Hugo Marques

Personal information
- Full name: Hugo Miguel Barreto Henriques Marques
- Date of birth: 15 January 1986 (age 40)
- Place of birth: Fão, Portugal
- Height: 1.91 m (6 ft 3 in)
- Position: Goalkeeper

Team information
- Current team: Petro Atlético
- Number: 1

Youth career
- 1997–2002: Varzim
- 2002–2005: Porto

Senior career*
- Years: Team / Apps / (Gls)
- 2005–2006: Porto B / 19 / (0)
- 2006: União Lamas / 2 / (0)
- 2007: Vila Meã / 7 / (0)
- 2007–2010: Gil Vicente / 6 / (0)
- 2008–2009: → Tirsense (loan) / 13 / (0)
- 2011–2012: Kabuscorp
- 2013–2014: 1º Agosto / 7 / (0)
- 2015: Kabuscorp / 5 / (0)
- 2016–2017: Covilhã / 9 / (0)
- 2017–2021: Farense / 78 / (0)
- 2021–2022: Cape Town City / 32 / (0)
- 2022–: Petro Atlético / 88 / (0)

International career^{‡}
- 2004: Portugal U18 / 2 / (0)
- 2005: Portugal U20 / 2 / (0)
- 2011–: Angola / 24 / (0)

= Hugo Marques =

Angolan footballer (born 1986)

Hugo Miguel Barreto Henriques Marques (born 15 January 1986) is an Angolan professional footballer who plays as a goalkeeper for Girabola club Atlético Petróleos de Luanda and the Angola national team.

==Club career==
Born in Fão, Esposende, Portugal to an Angolan mother and a Mozambican father, Marques played mainly lower league football in the country, joining FC Porto's youth system at the age of 16 and representing its reserves as a senior for three years. He appeared in six Segunda Liga matches for Gil Vicente F.C. in the 2007–08 season, conceding 12 goals.
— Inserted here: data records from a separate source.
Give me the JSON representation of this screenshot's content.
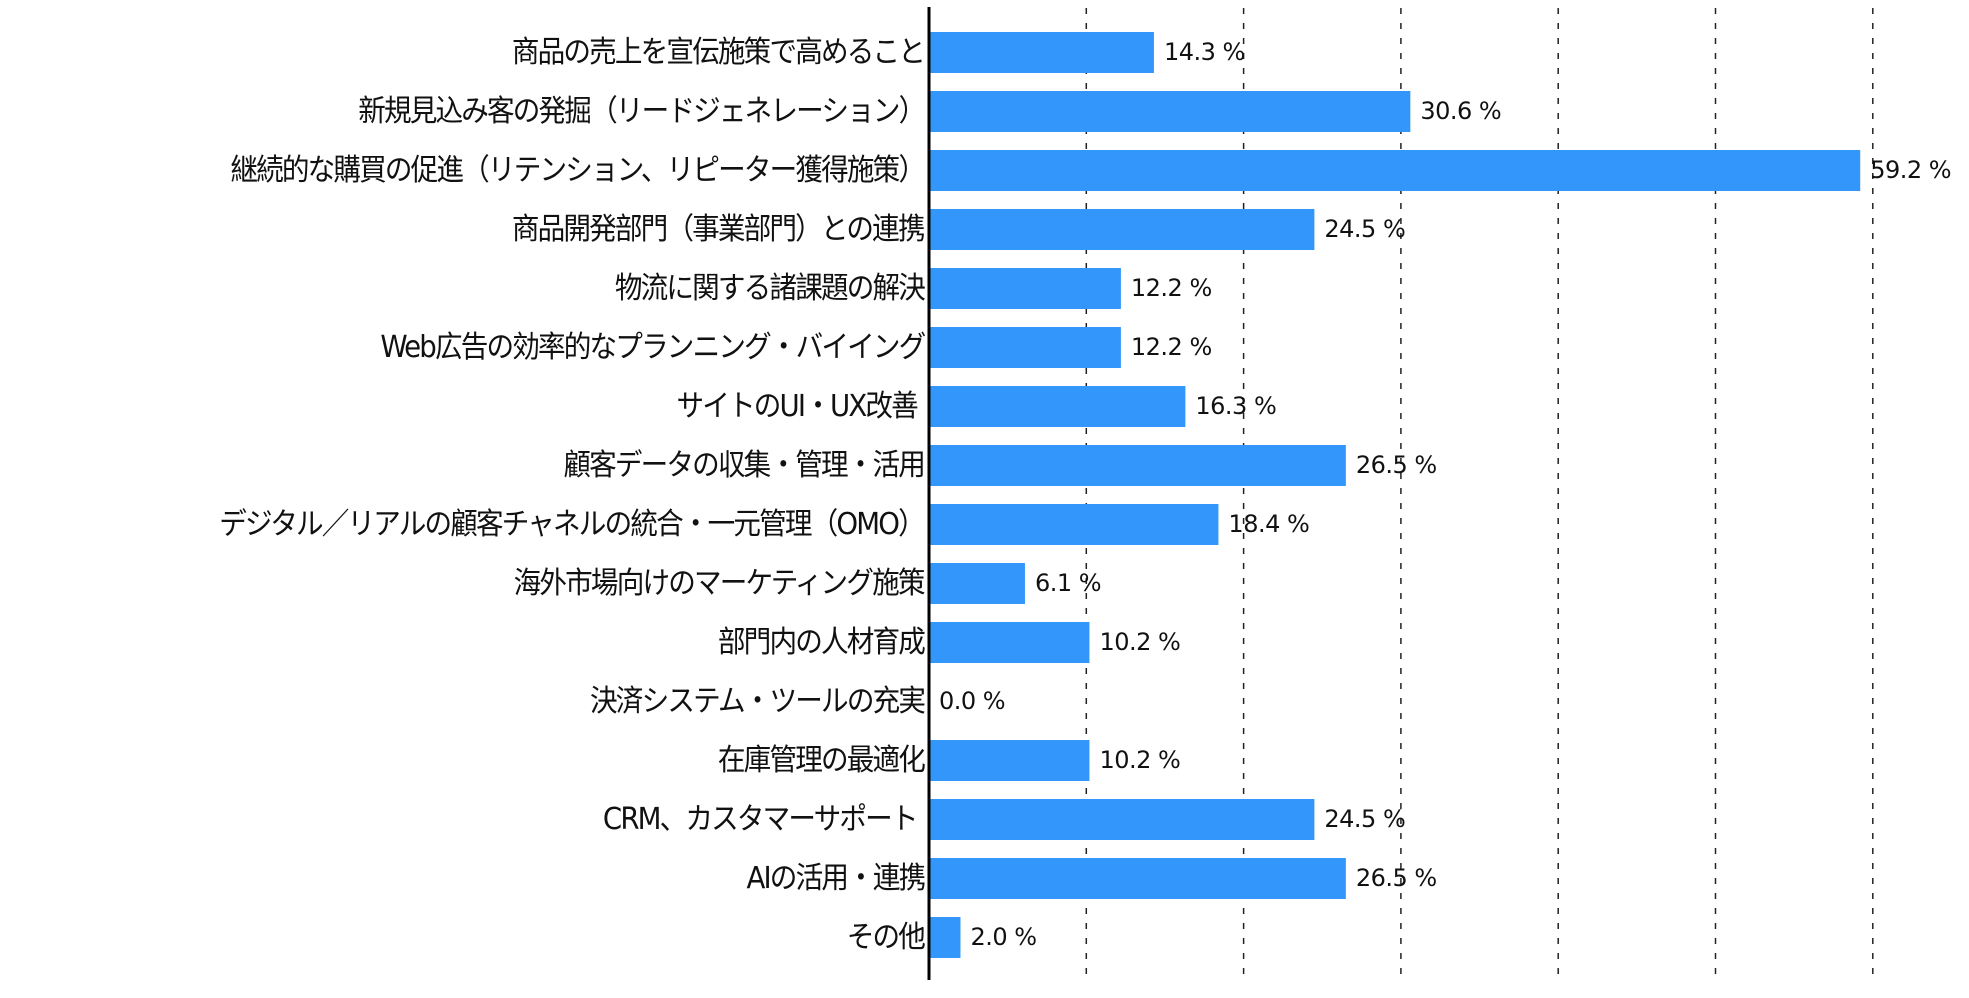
{
  "chart_data": {
    "type": "bar",
    "orientation": "horizontal",
    "title": "",
    "xlabel": "",
    "ylabel": "",
    "xlim": [
      0,
      60
    ],
    "grid": {
      "axis": "x",
      "style": "dashed",
      "step": 10
    },
    "value_suffix": " %",
    "bar_color": "#3296FA",
    "categories": [
      "商品の売上を宣伝施策で高めること",
      "新規見込み客の発掘（リードジェネレーション）",
      "継続的な購買の促進（リテンション、リピーター獲得施策）",
      "商品開発部門（事業部門）との連携",
      "物流に関する諸課題の解決",
      "Web広告の効率的なプランニング・バイイング",
      "サイトのUI・UX改善 ",
      "顧客データの収集・管理・活用",
      "デジタル／リアルの顧客チャネルの統合・一元管理（OMO）",
      "海外市場向けのマーケティング施策",
      "部門内の人材育成",
      "決済システム・ツールの充実",
      "在庫管理の最適化",
      "CRM、カスタマーサポート ",
      "AIの活用・連携",
      "その他"
    ],
    "values": [
      14.3,
      30.6,
      59.2,
      24.5,
      12.2,
      12.2,
      16.3,
      26.5,
      18.4,
      6.1,
      10.2,
      0.0,
      10.2,
      24.5,
      26.5,
      2.0
    ],
    "data_labels": [
      "14.3 %",
      "30.6 %",
      "59.2 %",
      "24.5 %",
      "12.2 %",
      "12.2 %",
      "16.3 %",
      "26.5 %",
      "18.4 %",
      "6.1 %",
      "10.2 %",
      "0.0 %",
      "10.2 %",
      "24.5 %",
      "26.5 %",
      "2.0 %"
    ]
  }
}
In 2011, Marques moved to Angola where he appeared for Kabuscorp S.C.P. and C.D. Primeiro de Agosto. He was awarded Angolan nationality shortly after.

Marques returned to Portugal on 25 July 2016, signing a two-year contract with second-division club S.C. Covilhã following a period of trial. He left after only one year, however, joining S.C. Farense of the third tier.

Marques played all 24 games in the 2019–20 campaign (cut short due to the COVID-19 pandemic), as the side from Algarve returned to the Primeira Liga after an 18-year absence. He made his debut in the competition on 20 September 2020 when he came on as a second-half substitute for Rafael Defendi who had been sent off, in an eventual 2–0 away loss against Moreirense FC.

In August 2021, the 35-year-old Marques joined South African Premiership club Cape Town City FC. Subsequently, he returned to the Girabola with Atlético Petróleos de Luanda.

==International career==
Marques was selected to the Angola squad that was due to appear in the 2012 Africa Cup of Nations. He made no appearances in the tournament, in a group-stage elimination.

On 3 December 2025, Marques was called up to the 2025 Africa Cup of Nations.